GET /v1/responses/{rid}/events
Resume a stateless /v1/responses stream. Auth-scoped to the original caller.
Both endpoints share the same request shape:
| Header | Purpose |
|---|---|
Authorization: Bearer ... | Required. |
Last-Event-ID: <int> | Optional. Resume from <int> + 1. Browser EventSource sends this automatically. |
(Query) ?last_event_id=<int> | Fallback for clients that can't set headers. |
Status codes:
200 text/event-stream— streaming. Sameevent:/data:shape as the original POST, with monotonicid:lines preserved.400—Last-Event-IDis non-integer or negative.404—ridunknown for this session/caller, or buffer evicted past the 120s grace window. Start a new turn.

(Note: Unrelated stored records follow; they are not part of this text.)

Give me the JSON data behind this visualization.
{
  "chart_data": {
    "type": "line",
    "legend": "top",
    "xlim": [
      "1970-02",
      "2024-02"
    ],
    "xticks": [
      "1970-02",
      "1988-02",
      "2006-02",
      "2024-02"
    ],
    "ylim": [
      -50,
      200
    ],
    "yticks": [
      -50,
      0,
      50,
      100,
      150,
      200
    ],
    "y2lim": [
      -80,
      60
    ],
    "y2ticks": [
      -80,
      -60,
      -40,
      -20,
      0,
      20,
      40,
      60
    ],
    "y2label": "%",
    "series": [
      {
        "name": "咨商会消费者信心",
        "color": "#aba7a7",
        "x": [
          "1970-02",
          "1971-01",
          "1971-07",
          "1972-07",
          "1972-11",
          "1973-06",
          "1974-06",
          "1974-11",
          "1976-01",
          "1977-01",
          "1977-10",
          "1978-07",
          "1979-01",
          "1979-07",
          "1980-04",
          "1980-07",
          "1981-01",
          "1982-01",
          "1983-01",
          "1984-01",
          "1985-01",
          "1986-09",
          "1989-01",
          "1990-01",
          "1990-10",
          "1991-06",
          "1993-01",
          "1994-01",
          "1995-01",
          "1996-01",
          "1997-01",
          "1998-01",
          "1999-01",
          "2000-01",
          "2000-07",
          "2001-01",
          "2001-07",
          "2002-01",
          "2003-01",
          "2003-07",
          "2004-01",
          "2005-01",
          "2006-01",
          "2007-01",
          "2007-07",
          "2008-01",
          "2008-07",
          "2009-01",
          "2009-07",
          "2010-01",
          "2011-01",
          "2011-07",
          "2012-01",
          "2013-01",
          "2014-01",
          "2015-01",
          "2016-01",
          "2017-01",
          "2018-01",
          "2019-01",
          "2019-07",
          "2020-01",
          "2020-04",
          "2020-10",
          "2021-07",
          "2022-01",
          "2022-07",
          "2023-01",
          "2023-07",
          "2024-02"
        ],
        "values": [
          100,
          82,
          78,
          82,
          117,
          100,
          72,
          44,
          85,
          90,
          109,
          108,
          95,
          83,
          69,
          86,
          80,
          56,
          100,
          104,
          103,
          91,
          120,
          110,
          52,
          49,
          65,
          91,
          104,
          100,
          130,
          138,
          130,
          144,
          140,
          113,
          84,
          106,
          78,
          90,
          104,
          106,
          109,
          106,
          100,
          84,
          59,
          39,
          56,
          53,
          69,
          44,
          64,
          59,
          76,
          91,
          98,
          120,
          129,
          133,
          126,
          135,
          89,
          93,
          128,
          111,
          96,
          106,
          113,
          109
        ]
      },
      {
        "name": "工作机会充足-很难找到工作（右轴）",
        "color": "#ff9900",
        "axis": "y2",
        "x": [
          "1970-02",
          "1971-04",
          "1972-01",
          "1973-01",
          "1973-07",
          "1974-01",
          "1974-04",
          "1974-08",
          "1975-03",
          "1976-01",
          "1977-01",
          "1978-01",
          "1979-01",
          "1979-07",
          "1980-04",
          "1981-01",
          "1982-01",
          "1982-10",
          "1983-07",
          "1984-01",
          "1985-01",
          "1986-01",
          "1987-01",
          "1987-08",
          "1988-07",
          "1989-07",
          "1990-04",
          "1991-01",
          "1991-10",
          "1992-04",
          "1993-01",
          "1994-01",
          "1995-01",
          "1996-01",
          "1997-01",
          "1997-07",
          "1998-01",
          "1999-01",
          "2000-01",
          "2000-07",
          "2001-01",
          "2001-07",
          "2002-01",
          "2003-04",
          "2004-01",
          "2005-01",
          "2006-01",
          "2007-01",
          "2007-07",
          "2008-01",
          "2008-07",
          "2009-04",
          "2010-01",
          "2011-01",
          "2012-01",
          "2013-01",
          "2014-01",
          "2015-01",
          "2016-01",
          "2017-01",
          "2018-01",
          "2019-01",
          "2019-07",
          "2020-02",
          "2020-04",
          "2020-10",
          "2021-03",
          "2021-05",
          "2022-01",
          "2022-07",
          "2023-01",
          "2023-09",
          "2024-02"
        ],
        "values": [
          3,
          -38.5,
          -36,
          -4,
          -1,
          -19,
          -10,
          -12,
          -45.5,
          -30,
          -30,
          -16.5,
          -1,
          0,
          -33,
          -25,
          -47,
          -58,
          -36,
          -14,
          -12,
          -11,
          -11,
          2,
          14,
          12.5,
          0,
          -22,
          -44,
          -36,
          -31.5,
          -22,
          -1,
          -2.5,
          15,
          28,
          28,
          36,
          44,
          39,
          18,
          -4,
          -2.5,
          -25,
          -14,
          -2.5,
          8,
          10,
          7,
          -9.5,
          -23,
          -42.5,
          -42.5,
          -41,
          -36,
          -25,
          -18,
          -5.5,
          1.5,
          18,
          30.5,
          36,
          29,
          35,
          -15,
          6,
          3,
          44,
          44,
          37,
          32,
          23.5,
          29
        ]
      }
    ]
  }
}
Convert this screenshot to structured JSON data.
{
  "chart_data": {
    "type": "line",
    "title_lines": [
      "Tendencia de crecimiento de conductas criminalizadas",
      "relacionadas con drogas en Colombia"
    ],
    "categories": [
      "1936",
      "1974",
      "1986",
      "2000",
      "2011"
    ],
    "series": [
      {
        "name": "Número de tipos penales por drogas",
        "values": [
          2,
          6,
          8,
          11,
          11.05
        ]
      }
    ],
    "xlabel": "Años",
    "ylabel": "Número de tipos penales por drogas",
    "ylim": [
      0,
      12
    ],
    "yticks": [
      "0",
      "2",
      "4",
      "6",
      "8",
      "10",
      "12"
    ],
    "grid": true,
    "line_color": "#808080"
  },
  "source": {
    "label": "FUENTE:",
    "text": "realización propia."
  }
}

Browser pattern (zero-config)
EventSource handles reconnection automatically — give it the URL and you're done:
const es = new EventSource(
`${POKEE_API}/v1/sessions/${sid}/responses/${rid}/events`,
{ withCredentials: true }
);
es.addEventListener("text.delta", (e) => {
output.append(JSON.parse(e.data).content);
});
es.addEventListener("message.completed", () => es.close());
es.addEventListener("message.cancelled", () => es.close());
es.addEventListener("message.error", () => es.close());The browser reconnects automatically on disconnect with Last-Event-ID set to the last id: it saw — events resume cleanly.
Python pattern
If you're using httpx, drive the resume yourself. Track the highest id: and replay on reconnect:
import httpx, json
last_id = -1
while True:
headers = {"Authorization": f"Bearer {KEY}"}
if last_id >= 0:
headers["Last-Event-ID"] = str(last_id)
try:
with httpx.stream(
"GET", f"{API}/v1/sessions/{sid}/responses/{rid}/events",
headers=headers, timeout=httpx.Timeout(None),
) as r:
event = None
for line in r.iter_lines():
if line.startswith("id:"):
last_id = int(line[3:].strip())
elif line.startswith("event:"):
event = line[6:].strip()
elif line.startswith("data:"):
data = json.loads(line[5:].strip())
# Equivalent to the id: line above — pick whichever
# access path is more convenient. Both always agree.
# last_id = data.get("sequence_number", last_id)
handle(event, data)
if event in ("message.completed", "message.cancelled", "message.error"):
return
except (httpx.RemoteProtocolError, httpx.ReadError):
# Connection dropped — loop and reconnect with the last id we saw.
continueFor /v1/responses, swap the URL to /v1/responses/{rid}/events and watch for response.completed / response.cancelled / response.failed instead of message.*.
What's NOT replayed
- Server restarts drop in-flight buffers (single-replica gateway today; the buffer is in-memory). After a pod restart, the original turn is gone — start a new one.
- Past-grace turns. The 120-second grace window covers typical Wi-Fi blips and proxy timeouts. If you reconnect later, you'll get
404.
Pairs well with
- Idempotency keys — closes the gap when your POST landed but the client never saw the response headers (so you don't have a
response_idto resume against). - Cancel — explicitly abort an in-flight turn. The cancel terminal (
message.cancelled/response.cancelled) flows through the same buffer, so resume listeners see it too.